The IP disputes were as likely to be with firms of a similar or smaller size as they were to involve larger firms. An exchange of letters between solicitors was by far the most common solution tried, resolving the dispute in approximately 40% of cases. High level negotiation between firms was used in a third of the cases, but other methods such as mediation, use of the UK-IPO, small claims or county courts were rarely used. Only 13% of disputes ended up in the High Court. A significant proportion of listed patent cases - approximately 50% - involved UK vs foreign firms and settlement occurred in about 40% before trial. Whilst SMEs and larger companies had similar success rates, micro firms had a marginally lower success rate, especially if the micro firm was a claimant. Micro firms were also more likely to settle before trial.

The research was complemented by a series of interviews with a selection of managers who had replied to the surveys.

The key points highlighted were:

  1. Costs deter enforcement: The financial costs of IP litigation, and in particular the costs of professional advice, were mentioned as a significant deterrent to litigation. A small number of interviewees said that they had effectively stopped enforcing their IPRs because of the costs involved.
  2. Reputation and R&D impacts: Damage to reputation and the commercial costs of failure are further risks of litigation, as well as time taken up by senior management and R&D personnel.
  3. Overseas enforcement is unaffordable: Managers often stated that using IPRs to prevent infringement overseas was even more costly than UK litigation and often beyond their resources. Some interviewees speculated on possible forms of government support in IP enforcement, either through legal aid or via improved systems of communication and advice for smaller firms.

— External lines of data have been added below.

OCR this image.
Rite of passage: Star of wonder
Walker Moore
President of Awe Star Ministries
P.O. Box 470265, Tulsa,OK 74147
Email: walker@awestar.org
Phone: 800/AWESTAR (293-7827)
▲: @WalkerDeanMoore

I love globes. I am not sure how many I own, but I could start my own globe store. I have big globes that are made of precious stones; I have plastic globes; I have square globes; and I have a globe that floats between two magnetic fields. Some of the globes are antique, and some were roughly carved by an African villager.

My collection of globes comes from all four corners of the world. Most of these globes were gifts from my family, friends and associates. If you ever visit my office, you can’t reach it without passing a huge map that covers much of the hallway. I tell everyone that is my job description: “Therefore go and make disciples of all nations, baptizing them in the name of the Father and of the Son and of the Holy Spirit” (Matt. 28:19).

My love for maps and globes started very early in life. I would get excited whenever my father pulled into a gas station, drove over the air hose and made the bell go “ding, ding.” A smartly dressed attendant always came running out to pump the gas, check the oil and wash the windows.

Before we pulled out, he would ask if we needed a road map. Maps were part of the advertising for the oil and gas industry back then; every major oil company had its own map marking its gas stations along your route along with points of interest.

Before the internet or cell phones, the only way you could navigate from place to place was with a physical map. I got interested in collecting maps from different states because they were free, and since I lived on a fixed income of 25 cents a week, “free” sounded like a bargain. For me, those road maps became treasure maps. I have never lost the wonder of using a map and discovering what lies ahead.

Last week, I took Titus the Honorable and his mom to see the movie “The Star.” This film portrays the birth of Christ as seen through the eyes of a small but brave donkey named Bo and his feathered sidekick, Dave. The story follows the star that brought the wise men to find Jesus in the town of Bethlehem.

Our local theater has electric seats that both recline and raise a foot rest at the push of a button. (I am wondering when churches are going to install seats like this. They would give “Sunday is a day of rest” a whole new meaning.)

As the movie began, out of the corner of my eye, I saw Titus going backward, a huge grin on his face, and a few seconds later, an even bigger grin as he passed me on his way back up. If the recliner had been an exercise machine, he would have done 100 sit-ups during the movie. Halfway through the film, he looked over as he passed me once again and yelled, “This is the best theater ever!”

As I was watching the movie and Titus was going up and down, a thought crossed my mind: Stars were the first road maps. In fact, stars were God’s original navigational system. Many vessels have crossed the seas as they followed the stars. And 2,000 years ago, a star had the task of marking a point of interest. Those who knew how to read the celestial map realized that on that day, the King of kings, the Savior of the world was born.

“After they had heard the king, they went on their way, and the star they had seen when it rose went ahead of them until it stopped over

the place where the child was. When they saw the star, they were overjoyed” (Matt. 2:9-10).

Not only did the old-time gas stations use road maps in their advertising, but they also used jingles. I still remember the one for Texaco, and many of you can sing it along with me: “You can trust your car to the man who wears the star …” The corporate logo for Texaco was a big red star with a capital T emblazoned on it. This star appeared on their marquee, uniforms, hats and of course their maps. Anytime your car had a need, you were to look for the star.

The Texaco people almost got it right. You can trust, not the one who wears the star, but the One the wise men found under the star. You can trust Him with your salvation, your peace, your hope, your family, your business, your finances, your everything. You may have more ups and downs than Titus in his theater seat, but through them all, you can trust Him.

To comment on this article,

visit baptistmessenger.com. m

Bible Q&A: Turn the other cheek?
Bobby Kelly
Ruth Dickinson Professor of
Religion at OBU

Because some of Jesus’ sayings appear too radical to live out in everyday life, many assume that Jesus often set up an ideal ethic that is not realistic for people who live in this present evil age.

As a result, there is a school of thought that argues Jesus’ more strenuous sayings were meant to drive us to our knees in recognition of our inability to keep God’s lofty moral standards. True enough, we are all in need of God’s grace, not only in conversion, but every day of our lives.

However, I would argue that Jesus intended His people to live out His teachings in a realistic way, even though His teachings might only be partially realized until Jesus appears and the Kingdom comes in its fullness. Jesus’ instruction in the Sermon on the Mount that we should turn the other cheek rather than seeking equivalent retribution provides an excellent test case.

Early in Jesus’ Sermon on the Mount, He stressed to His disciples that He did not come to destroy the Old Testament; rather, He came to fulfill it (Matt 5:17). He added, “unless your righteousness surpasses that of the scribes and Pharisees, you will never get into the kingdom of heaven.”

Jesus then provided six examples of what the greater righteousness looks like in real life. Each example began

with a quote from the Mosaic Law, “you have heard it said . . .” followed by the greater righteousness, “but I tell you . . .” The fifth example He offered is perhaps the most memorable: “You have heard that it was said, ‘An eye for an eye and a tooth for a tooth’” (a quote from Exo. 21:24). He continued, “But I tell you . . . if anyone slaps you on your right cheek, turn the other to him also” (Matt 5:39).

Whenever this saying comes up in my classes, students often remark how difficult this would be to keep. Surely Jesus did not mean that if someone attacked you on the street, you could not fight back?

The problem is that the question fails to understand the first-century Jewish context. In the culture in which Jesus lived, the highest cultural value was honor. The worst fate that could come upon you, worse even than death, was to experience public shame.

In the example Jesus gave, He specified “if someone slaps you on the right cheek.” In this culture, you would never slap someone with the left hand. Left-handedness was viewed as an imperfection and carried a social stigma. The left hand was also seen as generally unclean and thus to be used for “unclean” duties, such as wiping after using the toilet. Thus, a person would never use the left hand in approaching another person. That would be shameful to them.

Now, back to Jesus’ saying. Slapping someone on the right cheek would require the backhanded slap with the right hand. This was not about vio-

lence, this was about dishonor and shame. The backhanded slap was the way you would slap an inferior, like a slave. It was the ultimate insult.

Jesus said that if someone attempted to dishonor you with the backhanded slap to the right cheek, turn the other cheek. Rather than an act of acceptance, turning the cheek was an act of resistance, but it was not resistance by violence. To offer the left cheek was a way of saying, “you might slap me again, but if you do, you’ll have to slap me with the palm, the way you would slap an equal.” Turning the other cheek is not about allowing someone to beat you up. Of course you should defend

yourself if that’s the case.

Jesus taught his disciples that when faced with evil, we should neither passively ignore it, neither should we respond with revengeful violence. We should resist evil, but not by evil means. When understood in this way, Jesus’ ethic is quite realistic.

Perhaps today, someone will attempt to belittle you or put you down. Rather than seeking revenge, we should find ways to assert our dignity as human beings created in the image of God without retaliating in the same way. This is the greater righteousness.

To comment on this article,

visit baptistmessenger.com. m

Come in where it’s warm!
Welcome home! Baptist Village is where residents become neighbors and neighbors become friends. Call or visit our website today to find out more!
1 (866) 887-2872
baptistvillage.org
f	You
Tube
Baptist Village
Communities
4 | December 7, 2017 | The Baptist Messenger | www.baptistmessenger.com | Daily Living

The interviews confirmed the survey findings that, for smaller firms, IP disputes rarely end up in court, yet IP disputes are relatively common. Some smaller firms interviewed found that they could protect their IP simply and at low cost. At the other extreme, some firms faced crippling litigation costs when enforcing their rights, in addition to the risk of losing the IPR itself. There was little evidence of a middle way. IP enforcement appears to consist of either small scale, easily resolved disputes, or lengthy, expensive and high-risk litigation.

Implications of IP Enforcement Procedures

The report concludes that in seeking to balance the ability to enforce IP rights across firms of different sizes, there is a need to do so in ways that do not add significantly to the social costs of enforcement. If too many costs are incurred as a result of grants to smaller firms, society may end up subsidizing an excess of litigation. An alternative policy would be to have cheaper enforcement procedures that are attractive to smaller firms. A key finding of the survey was the very limited use of arbitration or mediation and opinions sought from the UKIPO on patents. In addition, where litigation occurred it was predominantly pursued through the High Court rather than the County Courts. Encouragement for smaller firms to use such less expensive procedures might also be accompanied by advice and information to smaller firms on how to view their IP strategically, so that it becomes a better means of extracting value from their inventions, rather than merely a means of protecting them from infringement.